Leerverkäufe

Leerverkäufe (Short Sales) erlauben es einem Investor, auch bei fallenden Aktienkursen Geld zu verdienen.

Vom Konzept her sind Leerverkäufe ziemlich einfach zu verstehen: Ein Investor leiht sich eine Aktie aus, verkauft sie zu einem von ihm als zu hoch angesehenen Wert, wartet ab bis der Kurs auf das erwartete niedrige Niveau fällt, kauft die Aktie dann zurück und gibt sie an den Besitzer zurück.

Der Begriff “leer” verkaufen bedeutet also nichts anderes, als dass der Investor, der die Aktie verkauft, diese gar nicht selbst besitzt, sondern sie nur geliehen hat.


Leerverkäufe und Hedgefonds

Leerverkäufe sind das Brot- und Buttergeschäft vieler Hedgefonds. Dabei geht einem Leerverkauf oft eine sehr tiefgreifende und zeitaufwendige Analyse des jeweiligen Unternehmens voraus.

Weiterhin versuchen die Hedgefonds oft, ihre Leerverkäufe medienwirksam zu begründen, um ihre Sicht einer breiteren Masse zugänglich zu machen.

David Einhorn und seine Mitstreiter beispielsweise gingen im Rahmen der Analyse von Allied Capital (dieser Short wird detailliert in dem Buch Fooling Some of the People all of the Time beschrieben) soweit, dass sie Hunderte individuelle Kreditverträge hinsichtlich ihrer tatsächlichen Ausfallhäufigkeit überprüften, um die Aussagen des Managements zu widerlegen.

Hedgefonds stellen damit ein wichtiges Regulativ im Markt dar, weil sie Bilanzmanipulationen aufdecken und in vielen Fällen ein Warnzeichen setzen. Reine Spekulation – wie sie den Hedgefonds oft vorgeworfen wird – ist aus meiner Sicht eher selten mit im Spiel.


Leerverkäufe: Funktionsweise

Eine Leerverkaufsstrategie basiert auf der Annahme, dass der Kurs einer bestimmten Aktie (viel) zu hoch ist und nicht den intrinsischen Wert widerspiegelt.
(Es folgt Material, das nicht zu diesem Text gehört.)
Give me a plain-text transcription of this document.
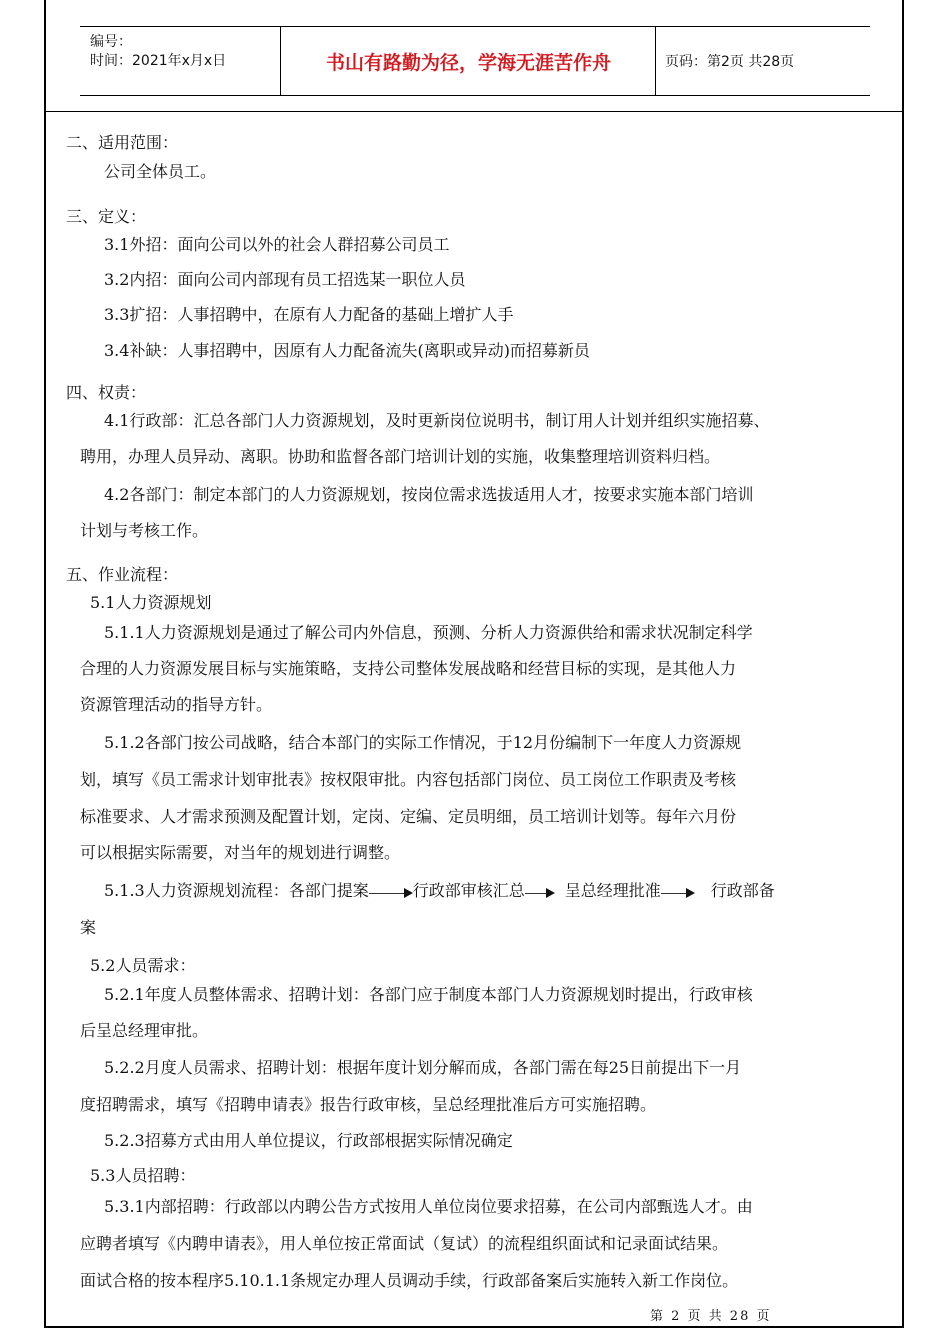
编号：
时间：2021年x月x日	书山有路勤为径，学海无涯苦作舟	页码：第2页 共28页
二、适用范围：
公司全体员工。
三、定义：
3.1外招：面向公司以外的社会人群招募公司员工
3.2内招：面向公司内部现有员工招选某一职位人员
3.3扩招：人事招聘中，在原有人力配备的基础上增扩人手
3.4补缺：人事招聘中，因原有人力配备流失(离职或异动)而招募新员
四、权责：
4.1行政部：汇总各部门人力资源规划，及时更新岗位说明书，制订用人计划并组织实施招募、
聘用，办理人员异动、离职。协助和监督各部门培训计划的实施，收集整理培训资料归档。
4.2各部门：制定本部门的人力资源规划，按岗位需求选拔适用人才，按要求实施本部门培训
计划与考核工作。
五、作业流程：
5.1人力资源规划
5.1.1人力资源规划是通过了解公司内外信息，预测、分析人力资源供给和需求状况制定科学
合理的人力资源发展目标与实施策略，支持公司整体发展战略和经营目标的实现，是其他人力
资源管理活动的指导方针。
5.1.2各部门按公司战略，结合本部门的实际工作情况，于12月份编制下一年度人力资源规
划，填写《员工需求计划审批表》按权限审批。内容包括部门岗位、员工岗位工作职责及考核
标准要求、人才需求预测及配置计划，定岗、定编、定员明细，员工培训计划等。每年六月份
可以根据实际需要，对当年的规划进行调整。
5.1.3人力资源规划流程：各部门提案	行政部审核汇总	呈总经理批准	行政部备
案
5.2人员需求：
5.2.1年度人员整体需求、招聘计划：各部门应于制度本部门人力资源规划时提出，行政审核
后呈总经理审批。
5.2.2月度人员需求、招聘计划：根据年度计划分解而成，各部门需在每25日前提出下一月
度招聘需求，填写《招聘申请表》报告行政审核，呈总经理批准后方可实施招聘。
5.2.3招募方式由用人单位提议，行政部根据实际情况确定
5.3人员招聘：
5.3.1内部招聘：行政部以内聘公告方式按用人单位岗位要求招募，在公司内部甄选人才。由
应聘者填写《内聘申请表》，用人单位按正常面试（复试）的流程组织面试和记录面试结果。
面试合格的按本程序5.10.1.1条规定办理人员调动手续，行政部备案后实施转入新工作岗位。
第 2 页 共 28 页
Die Ursachen für eine solche Überbewertung können vielfältig sein und von zunehmender Konkurrenz, über die Disintermediation durch einen großen Kunden oder die Disruption durch ein neueres und besseres Produkt bis hin zu einer noch nicht aufgedeckten Bilanzmanipulation reichen.

Um von fallenden Aktienkursen zu profitieren, geht der Leerverkäufer folgendermaßen vor:

  1. Er leiht sich die Aktien bei einem Broker gegen die Entrichtung einer festgelegten Leihgebühr
  2. Anschließend verkauft er die Aktien im Markt zum aktuellen und vom Leerverkäufer als zu hoch eingeschätzten Marktpreis
  3. Er wartet ab, bis der Preis auf das Niveau gefallen ist, welches vom Leerverkäufer als fair angesehen wird
  4. Er kauft die Aktien im Markt zum niedrigen Kurs zurück und leitet sie an den Broker weiter

Der Gewinn für den Leerverkäufer ermittelt sich nach der folgenden Formel:

Gewinn = (Verkaufspreis – Rückkaufpreis) x Stückzahl – Leihgebühr

Je nach Rückkaufpreis kann der Leerverkäufer einen Gewinn oder einen Verlust realisieren.


Leerverkäufe: Risiken

Leerverkäufe sind grundsätzlich riskanter als Long-Positionen.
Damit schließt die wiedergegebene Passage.